4. Develop a morning-friendly skincare routine.
I am not a skincare aficionado in the least, but I try. In the morning, though, it’s almost impossible for me to remember much more beyond splashing water on my face and adding a dash of sunscreen. At night, however, I take off my makeup, wash my face thoroughly, use a toner, and even use a chemical exfoliator once a week.
A big reason I prefer to spend time on my skincare routine at night is that products like a chemical exfoliator can make your skin extremely delicate. If you use one in the morning, you need to regularly apply sunscreen throughout the day. (Admittedly, this is something we should all do but realistically, do we?) Using a chemical exfoliator at night allows me to just sleep off the immediate after-effects without worrying about additional steps throughout the day. Additionally, a nighttime skincare routine is extremely relaxing. When I was struggling to push my bedtime earlier to accommodate my earlier alarm, I found that my skincare routine helped to signal to my brain that it was time to go to bed.
5. Prep your coffee or tea station.
For many, including myself, this is essential. If you’re a coffee drinker, nighttime is best to clean out the grounds from the morning, prepare your filter, and make sure your favorite mug is washed and within reach.
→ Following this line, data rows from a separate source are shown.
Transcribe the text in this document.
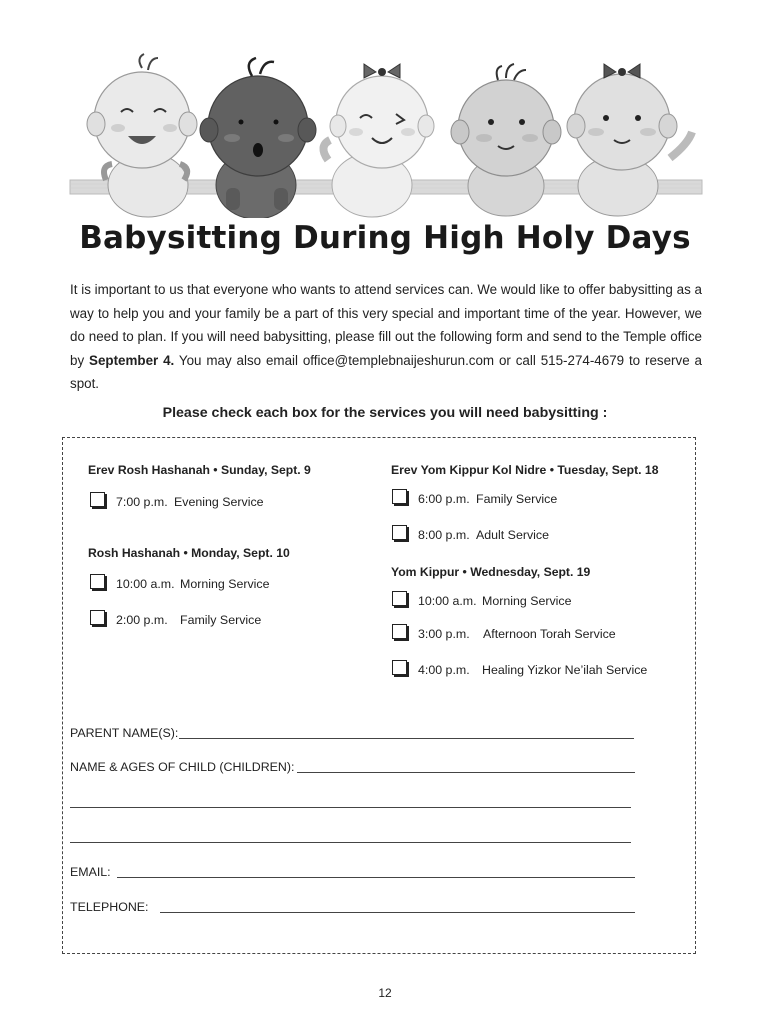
Babysitting During High Holy Days
It is important to us that everyone who wants to attend services can. We would like to offer babysitting as a way to help you and your family be a part of this very special and important time of the year. However, we do need to plan. If you will need babysitting, please fill out the following form and send to the Temple office by September 4. You may also email office@templebnaijeshurun.com or call 515-274-4679 to reserve a spot.
Please check each box for the services you will need babysitting :
Erev Rosh Hashanah • Sunday, Sept. 9
7:00 p.m. Evening Service
Rosh Hashanah • Monday, Sept. 10
10:00 a.m. Morning Service
2:00 p.m. Family Service
Erev Yom Kippur Kol Nidre • Tuesday, Sept. 18
6:00 p.m. Family Service
8:00 p.m. Adult Service
Yom Kippur • Wednesday, Sept. 19
10:00 a.m. Morning Service
3:00 p.m. Afternoon Torah Service
4:00 p.m. Healing Yizkor Ne’ilah Service
PARENT NAME(S):
NAME & AGES OF CHILD (CHILDREN):
EMAIL:
TELEPHONE:
12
I’m more of a tea person, but I try to do much of the same: set out my mug, pick the tea I want in the morning, and fill up my water boiler and make sure it’s plugged in so all I need to do in the morning is simply turn it on.
I hope these tips are useful and that everyone is staying safe and healthy indoors. If you haven’t already established a nighttime routine, it’s never too late to begin. And if you have, I hope this gives you a few ideas to change up your typical routine. When every day seems the same, it’s always nice to switch things up and—as I’ve said!—give yourself something to look forward to.
Keertana Anandraj is a recent college grad living in San Francisco. When she isn’t conducting international macroeconomic research at her day job, you can find her in the spin room or planning her next adventure.